Thomas Sideris is a PhD holder in Human Geography, a journalist, author, and documentary filmmaker. His academic, journalistic, and cinematic work focuses on the relationship between body, space, and identity; experiences of displacement; geographies of entrapment; memory; human rights; refugee and migration routes; and forms of social exclusion in urban and cross-border spaces.
He is a postdoctoral researcher at the National Centre for Social Research in Greece, in collaboration with the School of Fine Arts and Architecture at the University of Beirut and the Faculty of Fine Arts at Al-Quds University in Jerusalem. His research examines the spatial inequalities produced in the West Bank and in refugee camps in Lebanon.

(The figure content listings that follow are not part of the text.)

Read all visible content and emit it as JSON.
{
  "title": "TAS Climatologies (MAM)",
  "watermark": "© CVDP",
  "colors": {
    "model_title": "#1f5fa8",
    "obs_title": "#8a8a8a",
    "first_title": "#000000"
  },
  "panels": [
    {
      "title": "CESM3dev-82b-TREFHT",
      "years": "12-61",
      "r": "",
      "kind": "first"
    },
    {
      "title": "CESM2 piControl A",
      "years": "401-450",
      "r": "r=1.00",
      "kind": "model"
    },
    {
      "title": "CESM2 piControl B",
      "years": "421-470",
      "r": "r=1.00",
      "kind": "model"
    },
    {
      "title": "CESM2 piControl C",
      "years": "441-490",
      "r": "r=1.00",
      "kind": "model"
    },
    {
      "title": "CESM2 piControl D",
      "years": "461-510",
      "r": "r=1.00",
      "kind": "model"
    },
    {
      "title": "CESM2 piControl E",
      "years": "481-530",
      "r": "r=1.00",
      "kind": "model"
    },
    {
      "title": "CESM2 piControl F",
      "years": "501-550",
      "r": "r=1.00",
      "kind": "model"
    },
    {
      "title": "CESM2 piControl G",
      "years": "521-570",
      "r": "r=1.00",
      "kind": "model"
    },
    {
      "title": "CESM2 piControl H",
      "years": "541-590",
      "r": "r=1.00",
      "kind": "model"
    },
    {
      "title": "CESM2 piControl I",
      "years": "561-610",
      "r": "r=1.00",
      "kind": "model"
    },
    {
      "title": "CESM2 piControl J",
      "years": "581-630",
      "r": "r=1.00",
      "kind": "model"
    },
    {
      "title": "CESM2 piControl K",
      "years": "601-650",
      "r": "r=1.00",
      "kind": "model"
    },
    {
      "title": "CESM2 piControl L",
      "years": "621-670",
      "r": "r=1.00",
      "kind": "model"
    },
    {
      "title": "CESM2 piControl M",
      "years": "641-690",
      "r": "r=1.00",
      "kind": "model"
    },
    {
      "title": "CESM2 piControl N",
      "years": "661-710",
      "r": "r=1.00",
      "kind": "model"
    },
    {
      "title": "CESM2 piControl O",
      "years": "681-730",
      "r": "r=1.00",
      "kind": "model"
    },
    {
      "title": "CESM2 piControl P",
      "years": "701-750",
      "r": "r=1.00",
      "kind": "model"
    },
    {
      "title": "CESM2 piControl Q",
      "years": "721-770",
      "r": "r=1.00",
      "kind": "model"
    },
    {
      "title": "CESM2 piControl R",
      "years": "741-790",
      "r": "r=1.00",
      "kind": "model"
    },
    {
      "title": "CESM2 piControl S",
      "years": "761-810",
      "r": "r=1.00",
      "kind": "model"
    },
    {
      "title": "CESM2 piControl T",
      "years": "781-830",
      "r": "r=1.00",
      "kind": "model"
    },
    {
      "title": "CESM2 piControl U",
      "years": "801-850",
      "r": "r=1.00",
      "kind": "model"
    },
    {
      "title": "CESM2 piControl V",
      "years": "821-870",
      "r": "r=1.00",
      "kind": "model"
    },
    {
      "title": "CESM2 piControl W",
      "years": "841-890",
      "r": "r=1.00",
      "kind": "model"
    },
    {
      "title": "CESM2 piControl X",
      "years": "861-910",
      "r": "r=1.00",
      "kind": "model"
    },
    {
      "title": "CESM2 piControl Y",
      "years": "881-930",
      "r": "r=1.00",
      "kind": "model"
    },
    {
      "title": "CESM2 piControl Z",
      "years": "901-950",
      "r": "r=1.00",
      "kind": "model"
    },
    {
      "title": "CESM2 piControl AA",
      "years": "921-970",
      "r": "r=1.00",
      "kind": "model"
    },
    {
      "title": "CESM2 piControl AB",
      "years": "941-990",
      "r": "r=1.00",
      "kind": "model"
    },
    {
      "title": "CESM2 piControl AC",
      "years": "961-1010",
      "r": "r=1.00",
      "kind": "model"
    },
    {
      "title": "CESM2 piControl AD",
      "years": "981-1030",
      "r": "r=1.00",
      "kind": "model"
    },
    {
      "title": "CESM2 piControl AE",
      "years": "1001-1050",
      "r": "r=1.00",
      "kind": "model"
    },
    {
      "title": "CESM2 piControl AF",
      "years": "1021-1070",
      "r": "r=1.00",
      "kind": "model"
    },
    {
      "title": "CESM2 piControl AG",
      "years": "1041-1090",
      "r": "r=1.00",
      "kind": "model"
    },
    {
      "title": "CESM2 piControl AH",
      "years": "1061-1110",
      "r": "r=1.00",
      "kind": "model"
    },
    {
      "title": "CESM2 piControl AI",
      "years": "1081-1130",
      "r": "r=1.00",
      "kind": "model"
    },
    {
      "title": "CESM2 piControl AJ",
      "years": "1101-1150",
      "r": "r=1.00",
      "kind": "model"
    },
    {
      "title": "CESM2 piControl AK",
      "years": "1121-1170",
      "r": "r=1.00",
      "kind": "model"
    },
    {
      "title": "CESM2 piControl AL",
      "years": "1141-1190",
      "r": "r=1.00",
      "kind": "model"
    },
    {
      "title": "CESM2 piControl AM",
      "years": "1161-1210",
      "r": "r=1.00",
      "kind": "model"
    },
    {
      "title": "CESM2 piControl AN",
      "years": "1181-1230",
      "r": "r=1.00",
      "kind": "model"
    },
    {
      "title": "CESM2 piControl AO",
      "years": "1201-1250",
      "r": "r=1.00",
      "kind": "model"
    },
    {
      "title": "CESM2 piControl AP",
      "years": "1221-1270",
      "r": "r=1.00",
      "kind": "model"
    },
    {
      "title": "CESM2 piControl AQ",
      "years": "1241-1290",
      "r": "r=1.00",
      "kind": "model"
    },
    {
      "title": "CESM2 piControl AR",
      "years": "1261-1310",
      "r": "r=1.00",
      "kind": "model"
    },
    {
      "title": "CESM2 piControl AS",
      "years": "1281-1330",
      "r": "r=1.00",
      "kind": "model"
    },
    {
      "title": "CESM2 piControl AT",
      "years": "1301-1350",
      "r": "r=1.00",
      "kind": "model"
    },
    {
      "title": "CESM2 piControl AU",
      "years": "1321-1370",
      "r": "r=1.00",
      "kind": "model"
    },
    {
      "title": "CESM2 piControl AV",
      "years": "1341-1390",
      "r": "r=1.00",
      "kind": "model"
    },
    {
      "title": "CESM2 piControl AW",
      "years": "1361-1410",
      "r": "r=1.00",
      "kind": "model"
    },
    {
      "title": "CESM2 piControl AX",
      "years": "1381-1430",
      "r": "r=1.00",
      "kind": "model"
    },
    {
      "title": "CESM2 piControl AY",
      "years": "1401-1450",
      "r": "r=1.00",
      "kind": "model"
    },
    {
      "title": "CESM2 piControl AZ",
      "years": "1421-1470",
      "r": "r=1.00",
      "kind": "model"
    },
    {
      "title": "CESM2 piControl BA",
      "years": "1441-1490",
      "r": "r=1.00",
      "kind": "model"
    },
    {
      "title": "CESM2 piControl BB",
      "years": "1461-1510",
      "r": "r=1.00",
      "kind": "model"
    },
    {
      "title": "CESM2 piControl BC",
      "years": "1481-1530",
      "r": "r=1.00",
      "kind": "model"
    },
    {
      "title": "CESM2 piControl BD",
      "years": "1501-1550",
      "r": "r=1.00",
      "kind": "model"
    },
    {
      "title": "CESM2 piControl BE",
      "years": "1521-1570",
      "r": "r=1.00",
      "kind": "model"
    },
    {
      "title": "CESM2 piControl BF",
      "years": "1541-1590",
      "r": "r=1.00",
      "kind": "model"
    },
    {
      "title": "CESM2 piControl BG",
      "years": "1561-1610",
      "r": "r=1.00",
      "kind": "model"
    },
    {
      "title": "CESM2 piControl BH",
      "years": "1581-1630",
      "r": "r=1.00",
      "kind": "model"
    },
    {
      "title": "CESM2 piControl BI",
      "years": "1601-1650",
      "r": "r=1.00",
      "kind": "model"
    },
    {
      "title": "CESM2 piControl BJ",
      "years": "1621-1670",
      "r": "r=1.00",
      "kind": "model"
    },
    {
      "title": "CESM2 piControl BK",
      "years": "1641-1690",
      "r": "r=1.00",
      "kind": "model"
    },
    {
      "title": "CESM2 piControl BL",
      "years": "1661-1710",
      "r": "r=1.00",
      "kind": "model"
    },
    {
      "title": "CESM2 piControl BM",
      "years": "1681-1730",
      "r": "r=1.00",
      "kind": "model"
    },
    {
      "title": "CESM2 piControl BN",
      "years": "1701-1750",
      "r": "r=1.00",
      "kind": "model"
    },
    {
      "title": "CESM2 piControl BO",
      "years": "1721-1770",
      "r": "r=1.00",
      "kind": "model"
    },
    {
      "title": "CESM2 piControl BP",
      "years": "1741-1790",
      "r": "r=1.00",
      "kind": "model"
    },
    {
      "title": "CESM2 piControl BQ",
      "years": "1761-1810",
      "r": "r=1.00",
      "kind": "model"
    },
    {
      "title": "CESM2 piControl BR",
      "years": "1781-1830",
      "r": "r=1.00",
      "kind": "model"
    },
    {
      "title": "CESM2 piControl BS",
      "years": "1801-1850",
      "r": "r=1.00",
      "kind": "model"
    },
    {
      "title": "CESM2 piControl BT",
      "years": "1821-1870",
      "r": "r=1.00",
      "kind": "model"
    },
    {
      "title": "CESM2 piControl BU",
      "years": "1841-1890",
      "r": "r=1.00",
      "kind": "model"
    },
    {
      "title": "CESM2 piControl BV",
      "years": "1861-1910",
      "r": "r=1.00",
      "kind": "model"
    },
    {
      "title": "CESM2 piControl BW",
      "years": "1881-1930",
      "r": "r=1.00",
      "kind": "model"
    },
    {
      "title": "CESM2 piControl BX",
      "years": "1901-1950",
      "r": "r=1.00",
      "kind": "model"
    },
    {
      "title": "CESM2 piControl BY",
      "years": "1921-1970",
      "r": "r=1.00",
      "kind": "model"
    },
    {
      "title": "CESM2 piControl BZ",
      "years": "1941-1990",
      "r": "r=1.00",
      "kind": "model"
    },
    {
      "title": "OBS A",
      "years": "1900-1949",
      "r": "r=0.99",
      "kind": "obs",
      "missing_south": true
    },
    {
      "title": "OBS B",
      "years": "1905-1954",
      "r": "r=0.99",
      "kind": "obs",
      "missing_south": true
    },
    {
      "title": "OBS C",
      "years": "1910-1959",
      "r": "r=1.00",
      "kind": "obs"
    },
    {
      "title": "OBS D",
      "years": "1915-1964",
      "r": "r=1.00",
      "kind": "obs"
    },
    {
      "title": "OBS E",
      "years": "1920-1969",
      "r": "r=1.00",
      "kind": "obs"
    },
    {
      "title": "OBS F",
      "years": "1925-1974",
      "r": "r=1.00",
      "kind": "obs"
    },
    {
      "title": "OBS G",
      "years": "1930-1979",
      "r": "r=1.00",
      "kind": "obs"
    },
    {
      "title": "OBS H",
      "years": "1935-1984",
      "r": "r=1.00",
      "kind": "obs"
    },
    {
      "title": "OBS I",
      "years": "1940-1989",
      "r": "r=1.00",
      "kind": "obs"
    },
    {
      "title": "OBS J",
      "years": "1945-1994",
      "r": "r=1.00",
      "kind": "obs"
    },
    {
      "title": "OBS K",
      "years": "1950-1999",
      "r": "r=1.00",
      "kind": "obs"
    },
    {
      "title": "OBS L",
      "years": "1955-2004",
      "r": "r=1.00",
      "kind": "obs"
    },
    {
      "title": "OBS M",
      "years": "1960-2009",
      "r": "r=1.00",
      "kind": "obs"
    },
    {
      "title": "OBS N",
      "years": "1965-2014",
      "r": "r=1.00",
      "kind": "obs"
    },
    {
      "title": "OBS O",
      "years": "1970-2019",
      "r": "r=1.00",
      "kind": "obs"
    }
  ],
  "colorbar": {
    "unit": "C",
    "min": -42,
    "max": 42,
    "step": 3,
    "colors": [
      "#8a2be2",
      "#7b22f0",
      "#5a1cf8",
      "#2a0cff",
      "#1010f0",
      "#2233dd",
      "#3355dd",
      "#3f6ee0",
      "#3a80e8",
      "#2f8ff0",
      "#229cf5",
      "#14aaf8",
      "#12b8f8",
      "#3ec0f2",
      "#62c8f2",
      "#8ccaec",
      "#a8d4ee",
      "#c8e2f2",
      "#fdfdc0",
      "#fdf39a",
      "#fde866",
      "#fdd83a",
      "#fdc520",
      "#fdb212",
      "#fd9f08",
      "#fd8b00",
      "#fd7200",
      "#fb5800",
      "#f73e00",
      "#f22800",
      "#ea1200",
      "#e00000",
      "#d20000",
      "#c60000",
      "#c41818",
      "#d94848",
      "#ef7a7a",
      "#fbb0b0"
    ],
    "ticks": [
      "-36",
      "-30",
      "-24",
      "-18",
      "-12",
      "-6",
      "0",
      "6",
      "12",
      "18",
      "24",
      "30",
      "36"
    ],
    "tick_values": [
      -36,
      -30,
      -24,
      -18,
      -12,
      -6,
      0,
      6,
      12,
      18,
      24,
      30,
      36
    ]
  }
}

He holds a PhD in Human Geography from Harokopio University. His doctoral dissertation is entitled Routes of Identity: Defenceless Bodies, Fluid Spatial Realities and Conditions of Entrapment: Residential Enclaves, Homes and Shelters of Patients, Refugees, Migrants and Urban Nomads, and is available through the National Documentation Centre of Greece. He also holds a master’s degree in Human Geography from the University of the Aegean. His MA thesis was the documentary Agiou Polykarpou Street: Flows and Parallel Relations.
He studied Political Science and Public Administration at the Law School of the National and Kapodistrian University of Athens, specialising in media studies. At the same time, he attended directing courses at the Lykourgos Stavrakos Film and Television School.